Summary
XHTML should be delivered as application/xhtml+xml
. Most modern browsers, with the exception of Internet Explorer 6, support the MIME type application/xhtml+xml
. This article demonstrates how to use content negotiation to deliver application/xhtml+xml
to user agents that support that MIME type, and text/html
to the rest.
Author: Gez Lemon
Contents
- The Internet Engineering Task Force (IETF)
- MIME Types
- XHTML MIME Types
- MIME Types and User Agents
- Content Negotiation
- Setting the MIME Type with Code
- Setting the MIME Type with PHP
- Setting the MIME Type with ASP
- Setting the MIME Type with PERL
- Conclusion
The Internet Engineering Task Force (IETF)
The Internet Engineering Task Force (IETF) is a large open international community, responsible for the evolution of the Internet architecture, such as TCP/IP. The standards they produce are expressed as Request For Comments (RFC), which are the result of committees, and reviews by interested parties. RFC 1521 and RFC 1522 specify the types and subtypes for Multipurpose Internet Mail Extensions (MIME).
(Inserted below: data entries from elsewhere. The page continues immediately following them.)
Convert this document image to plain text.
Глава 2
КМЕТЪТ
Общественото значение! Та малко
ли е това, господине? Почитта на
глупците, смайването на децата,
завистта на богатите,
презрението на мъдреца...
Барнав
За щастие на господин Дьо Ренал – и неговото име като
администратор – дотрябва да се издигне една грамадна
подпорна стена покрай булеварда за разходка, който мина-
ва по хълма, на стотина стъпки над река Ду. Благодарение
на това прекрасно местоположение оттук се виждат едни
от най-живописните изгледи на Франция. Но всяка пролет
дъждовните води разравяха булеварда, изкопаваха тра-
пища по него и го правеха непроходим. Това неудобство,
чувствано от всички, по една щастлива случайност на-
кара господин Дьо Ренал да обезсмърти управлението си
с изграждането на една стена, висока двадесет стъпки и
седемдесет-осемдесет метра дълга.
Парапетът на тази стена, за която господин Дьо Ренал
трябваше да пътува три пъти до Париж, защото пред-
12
[Back to the table of contents]
MIME Types
The original Internet e-mail protocol only supported ASCII text. MIME is an extension of the e-mail protocol, to allow other types of data to be exchanged over the Internet, such as video, images, and applications. When you access a document over the Internet, the HTML document, images, style sheets, and any objects all have an associated MIME type. Web servers insert the MIME information into the HTTP headers on each transmission. Web clients, such as a browser, use this information to determine how to handle the data. For example, a MIME type of image/gif
, informs the user agent to handle the data as an image.
The Internet Assigned Numbers Authority (IANA) maintains a list of registered MIME Media types. MIME types are specified in two parts. The top-level media type declares the general type of media, and the subtype defines the specific format for that media. The two are separated by a forward slash, top-level/subtype. For example, image/gif
has a top-level media type of image
, and the specific format is GIF. There are five discrete top-level media types; text
, image
, audio
, video
, and application
. There are also two composite media types; multipart
, and message
. Experimental, or unofficial MIME types are denoted with a subtype that starts with, "x-".
For example, a MIME type of application/x-shockwave-flash
is an unofficial
MIME type that instructs user agents that recognise the MIME type to use a Flash Player to handle the data.
Visual browsers have the ability to handle a range of standard MIME types, such as HTML (text/html
), JPEG (image/jpeg), and GIF (image/gif
). XHTML is the reformulation of HTML, as an XML application. As such, XHTML documents must conform to the rules of XML, and be well-formed. Well-formed means there can be no overlapping elements, all elements must contain a closing tag, attributes must be quoted and given a value, and the case of the characters is important.
User agents that handle text/html
, do so in a forgiving manner. For example, every major user agent would display the following, despite the fact that it's malformed if it was intended to be XHTML.
<input type="checkbox" name="option1" checked>
[Back to the table of contents]
XHTML MIME Types
Two RFCs were published for handling XML documents; RFC 3023 (XML Media Types) and RFC 3236 (application/xhtml+xml
). This resulted in four possibilities for specifying a MIME type for XHTML documents; application/xhtml+xml
, application/xml
, text/xml
, and text/html
. Care should be taken when serving as text/xml
as the character set rules for text/*
are more complex than application/*
, and you may get unexpected results. The MIME type application/xml
is a generic media type for any XML document. As such, it is plausible to serve an XHTML document with this MIME type. Generic XML processors may not necessarily recognise the document as an XHTML document, and may not render the content how you intended. The text/html
MIME type (RFC 2854) is intended for HTML, and is not suitable for XHTML. When an XHTML document is served as text/html
, the user agent will not process it as XML.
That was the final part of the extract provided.